Recipe for Better Broccoli Cheese Casserole
Broccoli & Cheese Casserole
Ingredients
- 2 lbs fresh broccoli florets
- 1 small onion, finely diced
- 1 10-oz can condensed cheddar cheese soup
- 1/2 cup milk
- 1/2 cup mayo
- 1 teaspoon garlic powder
- 1 teaspoon pepper
- 1/2 teaspoon dried mustard
- 1/2 teaspoon salt
- 8 ounces sharp cheddar cheese, shredded
- 1 sleeve butter crackers (such as Ritz)
- 1/4 cup butter, melted
Instructions
- Bring a large pot of water to boil. Preheat oven to 350 degrees.
- While water is heating, cut any long stems off broccoli then cut florets into bite-sized pieces (leaving smaller florets whole). Once water has reached a full, rolling boil add broccoli then cook for 4 minutes.
- Drain broccoli then gently rinse with cold water. Drain very well.
- Combine onion, soup (do not prepare first), milk, mayo, spices and salt in a large mixing bowl then whisk until smooth. Stir in HALF of shredded cheese.
- Fold drained broccoli into mixture until well combined. Pour mixture into a greased 2-quart baking dish then top with remaining cheese.

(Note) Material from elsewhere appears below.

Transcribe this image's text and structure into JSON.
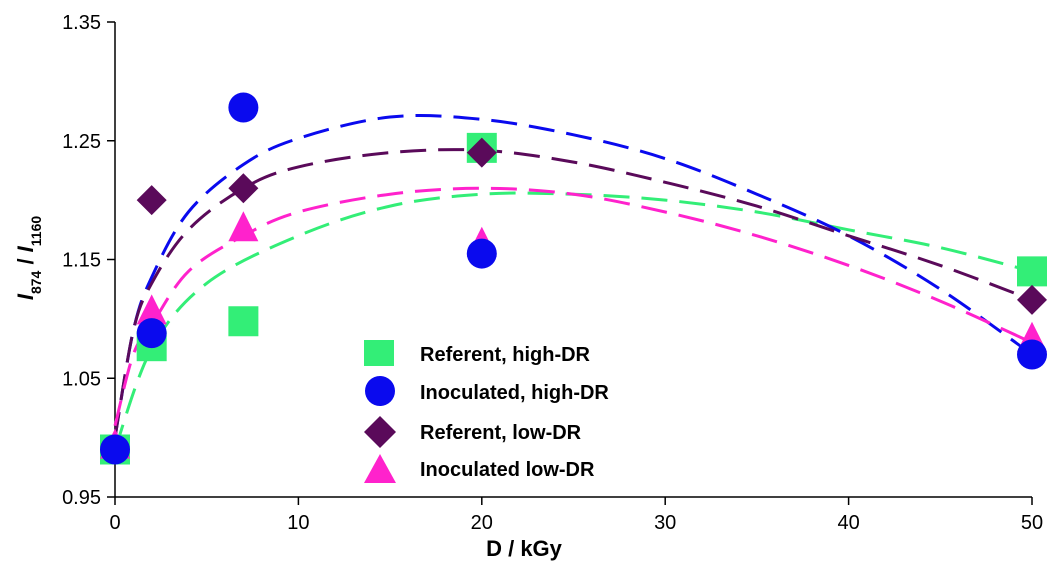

- Crush crackers then toss with melted butter. Sprinkle buttered cracker crumbs over cheese.
- Bake, uncovered, for 35-40 minutes or until bubbly around the edges.
Notes
- You will need about 10 cups of bite-size broccoli floret pieces.

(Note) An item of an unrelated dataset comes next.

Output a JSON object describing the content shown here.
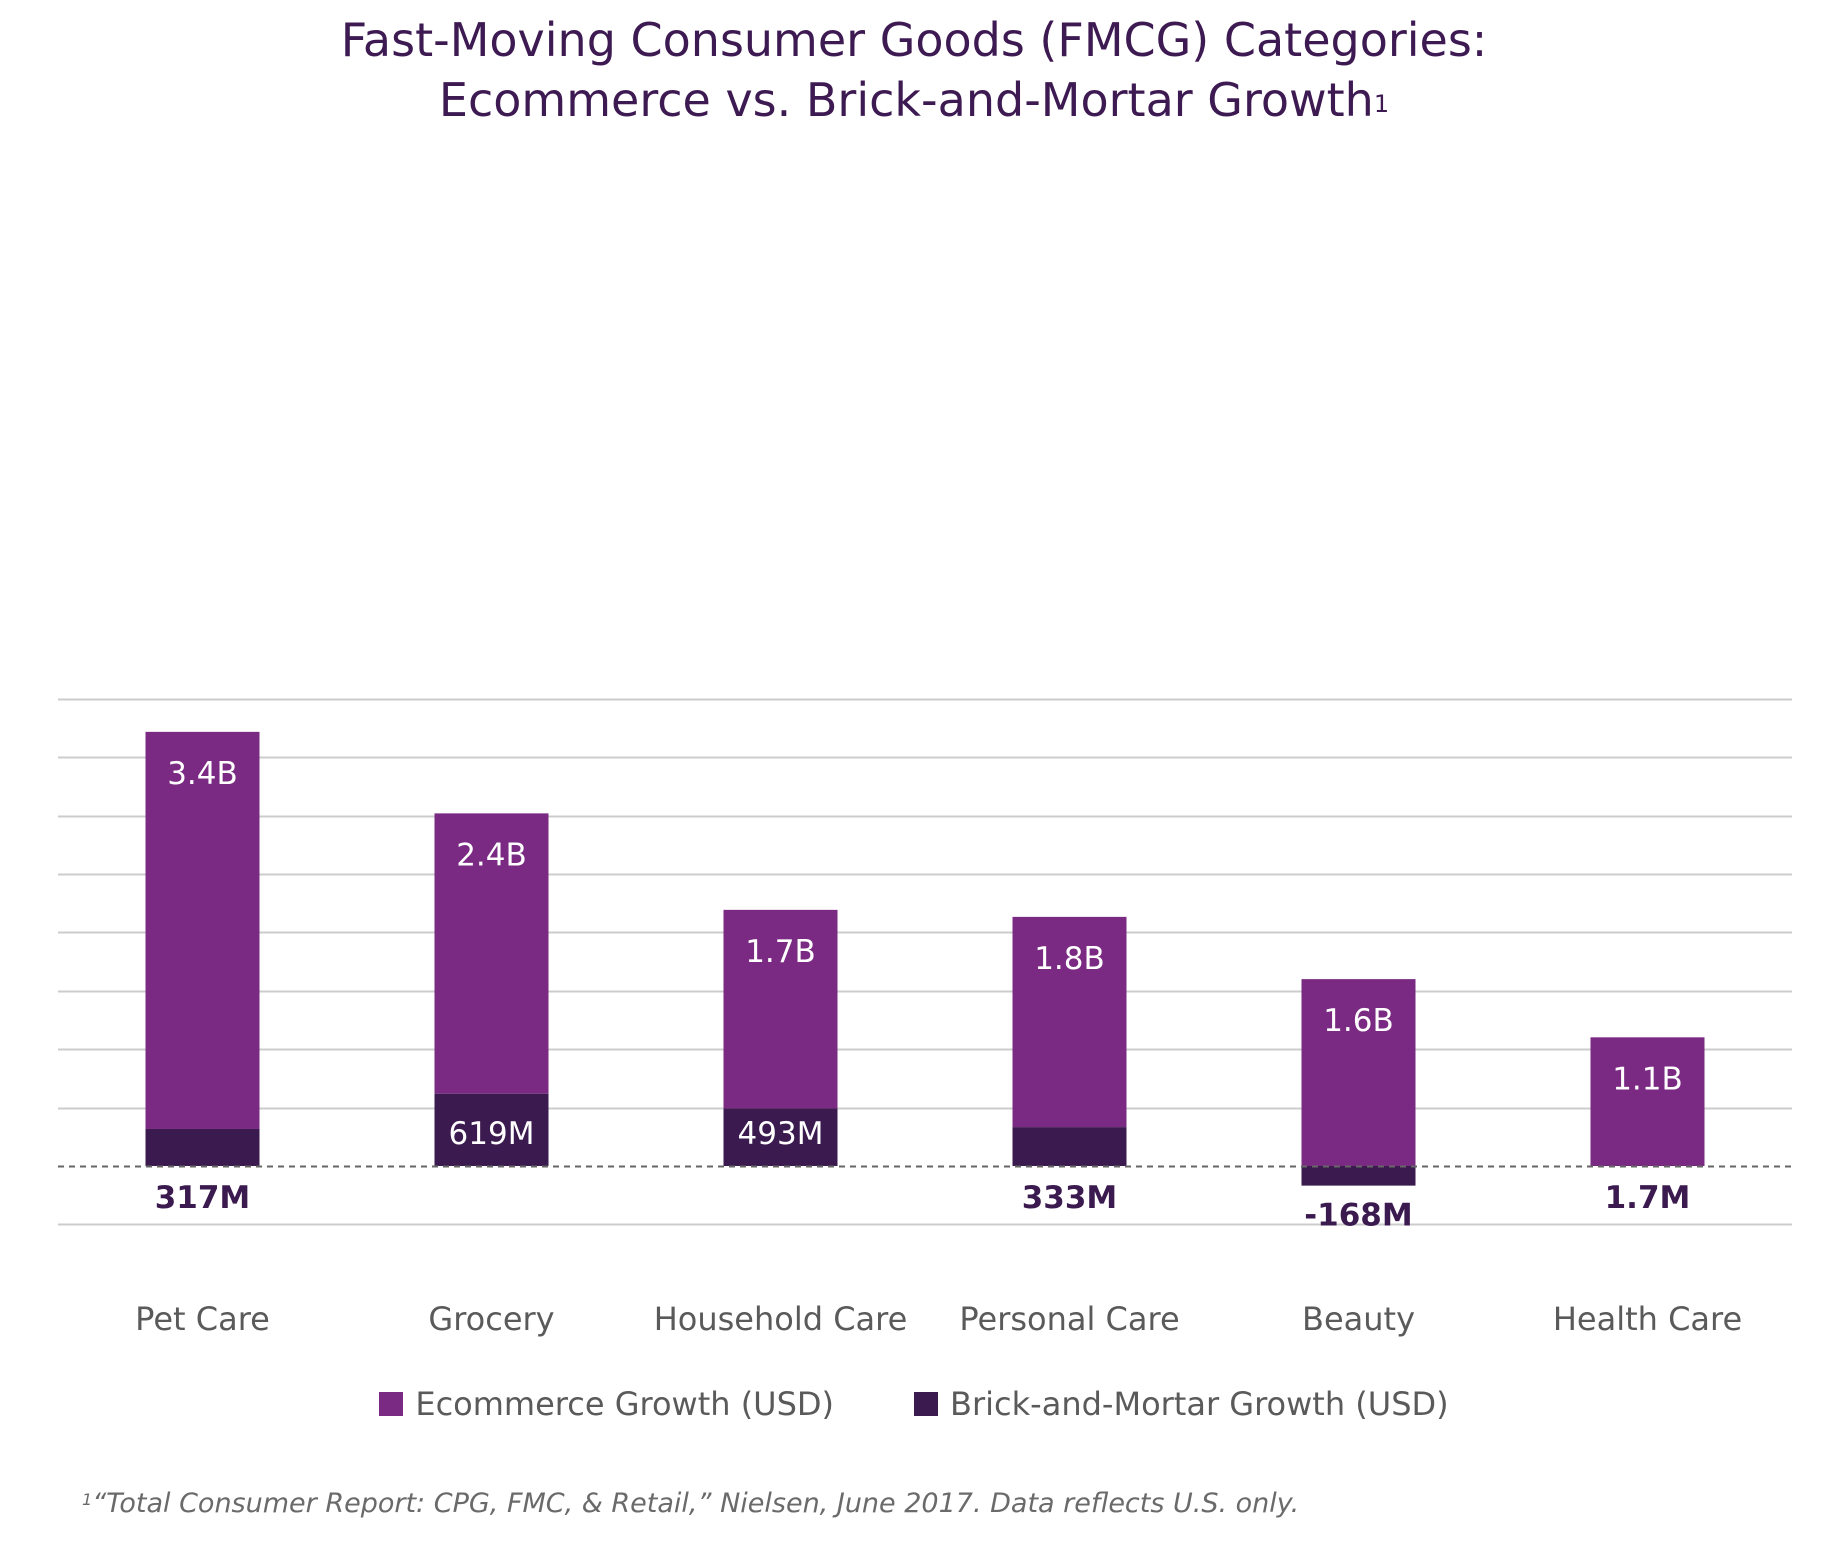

- If you’d like to use frozen broccoli, use 3 packages (10 or 12 oz) steam-in-the-bag broccoli florets. Thaw and drain very well before using (no need to cook first).
- You can use cream of mushroom, cream of broccoli, broccoli cheese or whichever condensed soup you prefer instead of the cheddar cheese soup if you’d like.
- Substitute sour cream for mayo if desired but add a little extra salt.
- 8 ounces of cheese yields about 2 packed cups of shredded cheese.
Love your comment about even if it's bad, it's good. I love broccoli but it has to be cooked to death. Not fond of crunchy veggies. Made this and it was sooooo good! Even if I did make mush out of the broccoli!
ReplyDeleteThis sounds wonderful. Am going to try it for TD. Sounds like such a welcome change from the old, tried and true, broccoli mush and cheese sauce!!
ReplyDeleteThis is a great recipe! I'm a sour cream guy and this time of year I just chuck in some leftover chopped turkey.
ReplyDeleteI make this using velveeta, reserved broccoli water. My kids eat it as a dip.
ReplyDeleteI have made this many times and it is ALWAYS a hit. Thank you for such a great recipe!
ReplyDeleteAbsolutely freaking delicious! As a good southerner, however, I did over cook the broccoli (not intentionally) but it was still so good. It will be a regular in our household! Thank you so much!
ReplyDeleteThis is almost like our family’s recipe except we use cream of mushroom and top with herb dressing. Delish.